Asystent europosła PiS zmuszał żonę do prostytucji? Kobieta miała uprawiać seks z klientami do siódmego miesiąca ciąży

Przemoc, zdjęcie ilustracyjne
Przemoc, zdjęcie ilustracyjne Źródło: Fotolia / fot. luigsantos
Zmuszanie do prostytucji, znęcanie się i groźby o odebrania dziecka - tak o wieloletniej gehennie opowiada w programie „UWAGA” TVN żona lokalnego polityka z podwarszawskiej miejscowości. Wszystkiemu zaprzeczył mąż kobiety, obecnie akredytowany w Brukseli asystent europosła PiS. Pani Agnieszka, która według prokuratury była ofiarą znęcania się ze strony męża i zmuszana do świadczenia usług seksualnych, postanowiła o swoim dramacie opowiedzieć przed kamerą.

– Marcin jechał na motorze. Podjechał do mnie i mnie zaczepił. Zatrzymałam się, porozmawiałam z nim, wydał się sympatyczny. Pomyślałam sobie, że kurczę, jaki fajny mężczyzna – wspomina dzień pierwszego spotkania ze swoim przyszłym mężem pani Agnieszka. – Wydał się takim inteligentnym mężczyzną, dżentelmenem. Był bardzo dobrze wychowany - opowiada i przyznaje, że po jakimś czasie zakochała się. W tamtym czasie mieszkała u swojej mamy w córką z poprzedniego związku. Poznany w 2005 roku przez panią Agnieszkę Marcin P. pracował wtedy jako lobbysta i był częstym gościem w Sejmie. Wydawał się jej być partnerem idealnym.
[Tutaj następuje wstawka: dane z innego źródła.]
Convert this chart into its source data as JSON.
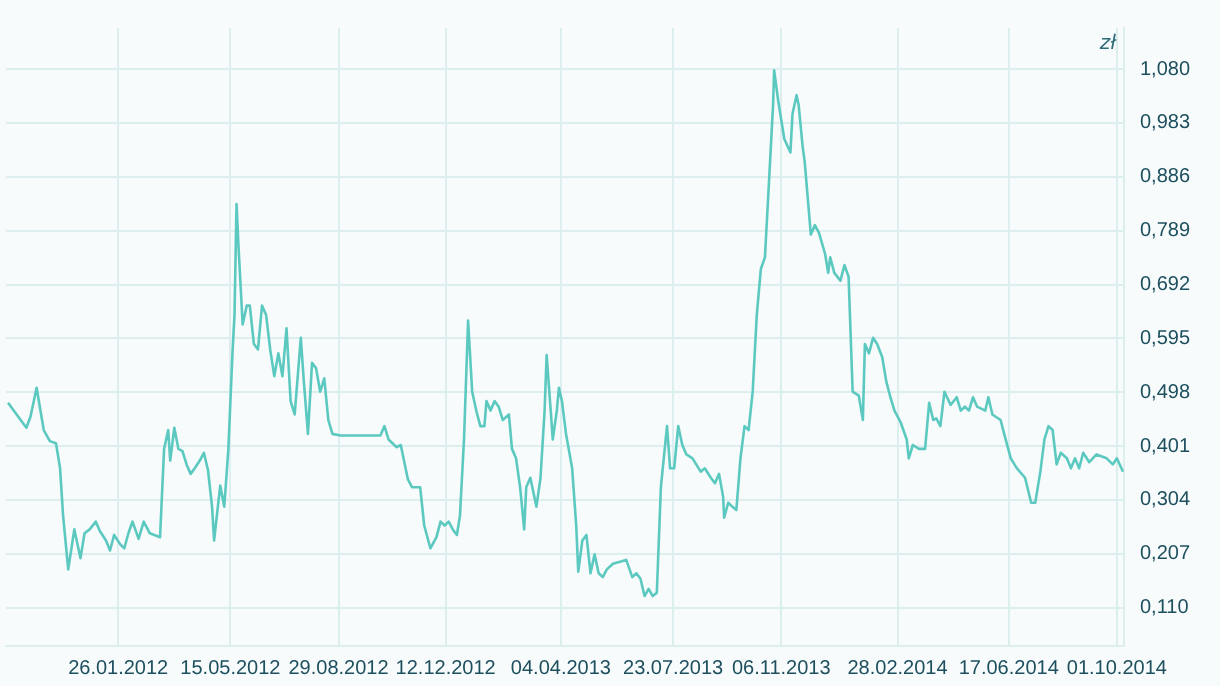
{
  "chart_data": {
    "type": "line",
    "ylabel": "zł",
    "grid": true,
    "legend": false,
    "marker": "none",
    "line_style": "solid",
    "xlim": [
      "2011-10-08",
      "2014-10-08"
    ],
    "xticks": [
      {
        "value": "2012-01-26",
        "label": "26.01.2012"
      },
      {
        "value": "2012-05-15",
        "label": "15.05.2012"
      },
      {
        "value": "2012-08-29",
        "label": "29.08.2012"
      },
      {
        "value": "2012-12-12",
        "label": "12.12.2012"
      },
      {
        "value": "2013-04-04",
        "label": "04.04.2013"
      },
      {
        "value": "2013-07-23",
        "label": "23.07.2013"
      },
      {
        "value": "2013-11-06",
        "label": "06.11.2013"
      },
      {
        "value": "2014-02-28",
        "label": "28.02.2014"
      },
      {
        "value": "2014-06-17",
        "label": "17.06.2014"
      },
      {
        "value": "2014-10-01",
        "label": "01.10.2014"
      }
    ],
    "ylim": [
      0.041,
      1.154
    ],
    "yticks": [
      {
        "value": 0.11,
        "label": "0,110"
      },
      {
        "value": 0.207,
        "label": "0,207"
      },
      {
        "value": 0.304,
        "label": "0,304"
      },
      {
        "value": 0.401,
        "label": "0,401"
      },
      {
        "value": 0.498,
        "label": "0,498"
      },
      {
        "value": 0.595,
        "label": "0,595"
      },
      {
        "value": 0.692,
        "label": "0,692"
      },
      {
        "value": 0.789,
        "label": "0,789"
      },
      {
        "value": 0.886,
        "label": "0,886"
      },
      {
        "value": 0.983,
        "label": "0,983"
      },
      {
        "value": 1.08,
        "label": "1,080"
      }
    ],
    "x": [
      "2011-10-10",
      "2011-10-20",
      "2011-10-28",
      "2011-11-01",
      "2011-11-07",
      "2011-11-14",
      "2011-11-20",
      "2011-11-26",
      "2011-11-30",
      "2011-12-03",
      "2011-12-08",
      "2011-12-14",
      "2011-12-20",
      "2011-12-24",
      "2011-12-29",
      "2012-01-04",
      "2012-01-08",
      "2012-01-14",
      "2012-01-18",
      "2012-01-22",
      "2012-01-28",
      "2012-02-01",
      "2012-02-05",
      "2012-02-09",
      "2012-02-15",
      "2012-02-20",
      "2012-02-26",
      "2012-03-07",
      "2012-03-11",
      "2012-03-15",
      "2012-03-17",
      "2012-03-21",
      "2012-03-25",
      "2012-03-29",
      "2012-04-02",
      "2012-04-06",
      "2012-04-10",
      "2012-04-15",
      "2012-04-19",
      "2012-04-23",
      "2012-04-27",
      "2012-04-29",
      "2012-05-05",
      "2012-05-09",
      "2012-05-13",
      "2012-05-17",
      "2012-05-19",
      "2012-05-21",
      "2012-05-23",
      "2012-05-27",
      "2012-05-31",
      "2012-06-03",
      "2012-06-07",
      "2012-06-11",
      "2012-06-15",
      "2012-06-19",
      "2012-06-23",
      "2012-06-27",
      "2012-07-01",
      "2012-07-05",
      "2012-07-09",
      "2012-07-13",
      "2012-07-17",
      "2012-07-23",
      "2012-07-26",
      "2012-07-30",
      "2012-08-03",
      "2012-08-07",
      "2012-08-11",
      "2012-08-15",
      "2012-08-19",
      "2012-08-23",
      "2012-08-31",
      "2012-10-09",
      "2012-10-13",
      "2012-10-17",
      "2012-10-25",
      "2012-10-29",
      "2012-11-05",
      "2012-11-09",
      "2012-11-17",
      "2012-11-21",
      "2012-11-27",
      "2012-12-03",
      "2012-12-07",
      "2012-12-11",
      "2012-12-15",
      "2012-12-19",
      "2012-12-23",
      "2012-12-26",
      "2012-12-30",
      "2013-01-03",
      "2013-01-07",
      "2013-01-11",
      "2013-01-15",
      "2013-01-19",
      "2013-01-21",
      "2013-01-25",
      "2013-01-29",
      "2013-02-02",
      "2013-02-06",
      "2013-02-12",
      "2013-02-15",
      "2013-02-19",
      "2013-02-23",
      "2013-02-27",
      "2013-03-01",
      "2013-03-05",
      "2013-03-11",
      "2013-03-15",
      "2013-03-19",
      "2013-03-21",
      "2013-03-25",
      "2013-03-27",
      "2013-03-31",
      "2013-04-02",
      "2013-04-05",
      "2013-04-09",
      "2013-04-15",
      "2013-04-19",
      "2013-04-21",
      "2013-04-25",
      "2013-04-29",
      "2013-05-03",
      "2013-05-07",
      "2013-05-11",
      "2013-05-15",
      "2013-05-19",
      "2013-05-25",
      "2013-06-07",
      "2013-06-13",
      "2013-06-17",
      "2013-06-21",
      "2013-06-25",
      "2013-06-29",
      "2013-07-03",
      "2013-07-07",
      "2013-07-11",
      "2013-07-17",
      "2013-07-20",
      "2013-07-24",
      "2013-07-28",
      "2013-08-01",
      "2013-08-05",
      "2013-08-11",
      "2013-08-19",
      "2013-08-23",
      "2013-08-29",
      "2013-09-02",
      "2013-09-06",
      "2013-09-10",
      "2013-09-11",
      "2013-09-15",
      "2013-09-19",
      "2013-09-23",
      "2013-09-27",
      "2013-10-01",
      "2013-10-05",
      "2013-10-09",
      "2013-10-13",
      "2013-10-17",
      "2013-10-21",
      "2013-10-25",
      "2013-10-29",
      "2013-10-30",
      "2013-11-03",
      "2013-11-09",
      "2013-11-15",
      "2013-11-17",
      "2013-11-21",
      "2013-11-23",
      "2013-11-27",
      "2013-11-29",
      "2013-12-05",
      "2013-12-09",
      "2013-12-13",
      "2013-12-19",
      "2013-12-22",
      "2013-12-24",
      "2013-12-28",
      "2014-01-03",
      "2014-01-07",
      "2014-01-11",
      "2014-01-15",
      "2014-01-21",
      "2014-01-25",
      "2014-01-27",
      "2014-01-31",
      "2014-02-04",
      "2014-02-08",
      "2014-02-13",
      "2014-02-17",
      "2014-02-21",
      "2014-02-25",
      "2014-03-03",
      "2014-03-09",
      "2014-03-11",
      "2014-03-15",
      "2014-03-21",
      "2014-03-27",
      "2014-03-31",
      "2014-04-04",
      "2014-04-07",
      "2014-04-11",
      "2014-04-15",
      "2014-04-21",
      "2014-04-27",
      "2014-05-01",
      "2014-05-05",
      "2014-05-09",
      "2014-05-13",
      "2014-05-17",
      "2014-05-25",
      "2014-05-28",
      "2014-06-01",
      "2014-06-09",
      "2014-06-13",
      "2014-06-19",
      "2014-06-25",
      "2014-07-03",
      "2014-07-09",
      "2014-07-13",
      "2014-07-18",
      "2014-07-22",
      "2014-07-26",
      "2014-07-30",
      "2014-08-03",
      "2014-08-07",
      "2014-08-13",
      "2014-08-17",
      "2014-08-21",
      "2014-08-25",
      "2014-08-29",
      "2014-09-04",
      "2014-09-11",
      "2014-09-21",
      "2014-09-27",
      "2014-10-01",
      "2014-10-07"
    ],
    "series": [
      {
        "color": "#5cc9c0",
        "values": [
          0.479,
          0.454,
          0.434,
          0.454,
          0.506,
          0.43,
          0.41,
          0.406,
          0.361,
          0.275,
          0.179,
          0.251,
          0.199,
          0.244,
          0.251,
          0.265,
          0.248,
          0.231,
          0.213,
          0.241,
          0.224,
          0.217,
          0.244,
          0.265,
          0.234,
          0.265,
          0.244,
          0.237,
          0.396,
          0.43,
          0.375,
          0.434,
          0.396,
          0.392,
          0.368,
          0.351,
          0.361,
          0.375,
          0.389,
          0.358,
          0.292,
          0.231,
          0.33,
          0.292,
          0.396,
          0.568,
          0.637,
          0.837,
          0.758,
          0.62,
          0.654,
          0.654,
          0.585,
          0.575,
          0.654,
          0.637,
          0.575,
          0.527,
          0.568,
          0.527,
          0.613,
          0.482,
          0.458,
          0.596,
          0.517,
          0.423,
          0.551,
          0.541,
          0.499,
          0.523,
          0.448,
          0.423,
          0.42,
          0.42,
          0.437,
          0.413,
          0.399,
          0.403,
          0.341,
          0.327,
          0.327,
          0.258,
          0.217,
          0.237,
          0.265,
          0.258,
          0.265,
          0.251,
          0.241,
          0.275,
          0.413,
          0.627,
          0.499,
          0.465,
          0.437,
          0.437,
          0.482,
          0.465,
          0.482,
          0.472,
          0.448,
          0.458,
          0.396,
          0.379,
          0.327,
          0.251,
          0.327,
          0.344,
          0.292,
          0.344,
          0.465,
          0.565,
          0.465,
          0.413,
          0.465,
          0.506,
          0.482,
          0.423,
          0.361,
          0.258,
          0.175,
          0.231,
          0.241,
          0.172,
          0.206,
          0.172,
          0.165,
          0.179,
          0.189,
          0.196,
          0.165,
          0.172,
          0.162,
          0.131,
          0.144,
          0.131,
          0.137,
          0.327,
          0.437,
          0.361,
          0.361,
          0.437,
          0.403,
          0.386,
          0.379,
          0.355,
          0.361,
          0.344,
          0.334,
          0.351,
          0.31,
          0.272,
          0.299,
          0.292,
          0.286,
          0.379,
          0.437,
          0.43,
          0.499,
          0.637,
          0.72,
          0.741,
          0.878,
          1.016,
          1.078,
          1.023,
          0.954,
          0.93,
          0.999,
          1.033,
          1.016,
          0.94,
          0.913,
          0.782,
          0.799,
          0.785,
          0.747,
          0.713,
          0.741,
          0.713,
          0.699,
          0.727,
          0.706,
          0.499,
          0.492,
          0.448,
          0.585,
          0.568,
          0.596,
          0.585,
          0.561,
          0.517,
          0.489,
          0.465,
          0.444,
          0.413,
          0.379,
          0.403,
          0.396,
          0.396,
          0.479,
          0.448,
          0.451,
          0.437,
          0.499,
          0.475,
          0.489,
          0.465,
          0.472,
          0.465,
          0.489,
          0.472,
          0.465,
          0.489,
          0.458,
          0.448,
          0.42,
          0.379,
          0.361,
          0.344,
          0.299,
          0.299,
          0.355,
          0.413,
          0.437,
          0.43,
          0.368,
          0.389,
          0.379,
          0.361,
          0.379,
          0.361,
          0.389,
          0.372,
          0.386,
          0.379,
          0.368,
          0.379,
          0.355
        ]
      }
    ]
  }
}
– On twierdził, że nie może mieć dzieci, więc zaufałam mu i nie zabezpieczałam się. Po dwóch miesiącach, po miesiącu zaszłam w ciążę - relacjonuje pani Agnieszka. Zbiegło się to w czasie z problemami finansowymi firmy, dla której pracowała. Od dwóch miesięcy nie dostawała pensji i była praktycznie bezrobotna. – Wtedy Marcin powiedział, żebym mu zaufała, że będzie dobrze. Mam plan, chodź, tutaj pojedziemy, mam umówione spotkanie z jedną panią i wszystko mam poukładane, wszystko już wiem – wspomina swoją rozmowę z partnerem kobieta.

Na miejscu okazać miało się, że chodzi o mieszkanie, na które umowę miała podpisać pani Agnieszka. - Potem już pojawiły się dziewczyny i kazał mi tam siedzieć. Dał mi telefony, powiedział, że to są telefony z ogłoszeniami, że mam umawiać klientów na spotkania towarzyskie - mówi i przyznaje, że usługi seksualne miała świadczyć także ona. – Byłam bardzo przerażona i wystraszona tym wszystkim. Potem w domu mówiłam mu, że ja tam nie chcę jeździć, ale on tego nie słuchał - wspomina pani Agnieszka. Jak mówi, zgodziła się robić to, co kazał jej partner, bo się go bała. Mężczyzna miał ją atakować i grozić, że zaraz po urodzeniu zabierze jej dziecko. – On twierdził, że ma pozycję dobrą i lepsze warunki, a... A ty co masz? Ty nic nie masz. Gdzie ty jesteś? Gdzie ty siedzisz? Kto ci da dziecko? – wspomina wypowiedzi partnera pani Agnieszka. Przyznaje, że z klientami seks uprawiała do siódmego miesiąca ciąży, a do pracy wróciła trzy miesiące po porodzie.